Clinical Trial Summary
Delirium is one of the most common complications after cardiac surgery and occurs with an
incidence of 3 - 70%.
Both predisposing factors (age, diabetes, severity of cardiac disease, atrial fibrillation)
and precipitating factors (type of surgery, duration of cardiopulmonary bypass (CPB) and
surgery, ventilator time in ICU, highest temperature in intensive care (ICU)) are difficult
to influence. Post-operative delirium is a devastating complication, leading to longer ICU
and hospital stay, increased incidence of discharge to nursing facility and poorer long-term
cognitive outcome.
Despite the impact this complication has on individuals, their families and healthcare
resources, little is known about the causes and potential preventative measures.

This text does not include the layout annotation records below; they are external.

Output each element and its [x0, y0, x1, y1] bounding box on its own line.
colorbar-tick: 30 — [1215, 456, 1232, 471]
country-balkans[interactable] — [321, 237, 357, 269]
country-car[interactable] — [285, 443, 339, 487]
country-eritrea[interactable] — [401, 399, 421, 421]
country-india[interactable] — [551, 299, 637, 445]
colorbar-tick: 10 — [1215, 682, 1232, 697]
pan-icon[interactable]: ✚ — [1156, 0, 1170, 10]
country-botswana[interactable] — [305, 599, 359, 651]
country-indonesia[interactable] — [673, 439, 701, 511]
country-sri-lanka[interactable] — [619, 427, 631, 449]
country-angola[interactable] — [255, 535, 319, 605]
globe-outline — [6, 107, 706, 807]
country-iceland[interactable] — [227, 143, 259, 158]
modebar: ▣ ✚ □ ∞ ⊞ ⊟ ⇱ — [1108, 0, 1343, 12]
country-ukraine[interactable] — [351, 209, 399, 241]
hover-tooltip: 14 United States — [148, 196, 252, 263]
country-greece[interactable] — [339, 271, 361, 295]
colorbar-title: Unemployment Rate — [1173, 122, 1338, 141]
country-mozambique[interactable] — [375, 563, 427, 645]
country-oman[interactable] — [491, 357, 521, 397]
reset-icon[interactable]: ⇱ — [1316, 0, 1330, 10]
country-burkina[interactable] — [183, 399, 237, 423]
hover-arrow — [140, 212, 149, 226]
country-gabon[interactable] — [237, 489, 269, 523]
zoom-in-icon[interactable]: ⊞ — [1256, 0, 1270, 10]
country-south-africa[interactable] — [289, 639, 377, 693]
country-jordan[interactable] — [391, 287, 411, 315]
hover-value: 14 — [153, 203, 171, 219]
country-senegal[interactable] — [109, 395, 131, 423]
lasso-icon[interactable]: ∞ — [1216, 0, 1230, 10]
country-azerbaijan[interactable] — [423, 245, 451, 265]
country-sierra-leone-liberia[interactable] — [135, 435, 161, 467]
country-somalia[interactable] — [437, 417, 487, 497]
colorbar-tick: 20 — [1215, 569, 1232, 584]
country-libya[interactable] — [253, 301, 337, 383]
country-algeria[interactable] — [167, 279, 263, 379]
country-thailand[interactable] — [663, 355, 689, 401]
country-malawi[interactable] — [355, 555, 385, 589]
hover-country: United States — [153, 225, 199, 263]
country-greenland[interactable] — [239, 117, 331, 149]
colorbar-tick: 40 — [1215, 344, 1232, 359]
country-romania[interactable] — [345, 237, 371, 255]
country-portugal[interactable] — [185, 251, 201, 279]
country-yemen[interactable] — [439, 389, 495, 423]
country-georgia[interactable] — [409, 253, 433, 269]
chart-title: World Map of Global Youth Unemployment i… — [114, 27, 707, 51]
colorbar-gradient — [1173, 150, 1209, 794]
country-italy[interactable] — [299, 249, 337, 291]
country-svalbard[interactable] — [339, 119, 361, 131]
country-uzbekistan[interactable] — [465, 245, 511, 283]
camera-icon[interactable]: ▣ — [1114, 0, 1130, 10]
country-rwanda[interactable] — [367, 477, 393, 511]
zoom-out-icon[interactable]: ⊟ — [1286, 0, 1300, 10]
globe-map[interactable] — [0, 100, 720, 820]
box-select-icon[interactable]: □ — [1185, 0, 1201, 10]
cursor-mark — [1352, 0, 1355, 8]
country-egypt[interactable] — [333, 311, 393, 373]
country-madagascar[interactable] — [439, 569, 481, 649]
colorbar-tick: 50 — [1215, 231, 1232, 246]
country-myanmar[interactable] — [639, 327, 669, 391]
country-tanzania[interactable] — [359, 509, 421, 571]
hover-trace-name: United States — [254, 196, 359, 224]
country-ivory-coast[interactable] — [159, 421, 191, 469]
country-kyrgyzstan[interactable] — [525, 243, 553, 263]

It is thought that systemic inflammation compromising the integrity of the blood brain
barrier is an important contributing factor. Recent data suggests that antifibrinolytics like
tranexamic acid (TXA) might be able to lessen the inflammation of the nervous system caused
by surgery and CPB through the inhibition of plasmin production, thereby stabilising the
blood brain barrier. Worldwide, the use of TXA has become standard of care in cardiac surgery
and other types of surgery with a high risk of bleeding. It has been shown to reduce bleeding
by 25% and significantly reduce the rate of transfusion in cardiac and noncardiac surgery.
At Royal Papworth hospital it is routine practice to administer 2g of TXA before commencing
CPB irrespective of patients' body weight. We are hypothesising that there is a weight-based
effect of TXA on neurological outcomes after cardiac surgery, showing a signal that a higher
dose per kg bodyweight will lead to less delirium measured with the Richmond
Agitation-Sedation Score (RASS). We intend to analyse 4 years' worth of patient data (05/2018
- 08/2022); the necessary information is routinely collected on using the hospital
anaesthetic and ICU record.
There will be no patient contact at any point of this retrospective analysis. The data
collected will have been routinely collected on the hospital's electronic systems as part of
routine clinical care and data collection.
This is a very new field of interest in cardiac anaesthesia / surgery. No clinical data is
currently available apart from recent preliminary data suggesting that Tranexamic Acid (TXA)
improves the inflammatory reaction the nervous system has to surgery and cardiopulmonary
bypass. The first trial in this area, a RCT (TXA vs no TXA) in abdominal surgery, has only
just started recruiting (Tranexamic Acid to Reduce Delirium After Gastrointestinal Surgery:
the TRIGS-D Trial; clinicaltrials.gov).
The statistical methods will be determined once data distribution is known; the
interdependence of primary and secondary outcome measures will be determined by multivariate
regression analysis.
At this stage it is not possible to devise a prospective randomised controlled trial similar
the TRIGS-D study in cardiac surgery as giving TXA is considered standard of care. It might
be possible, however, to design a RCT comparing different TXA dosing regimens once the the
results of this retrospective analysis are available.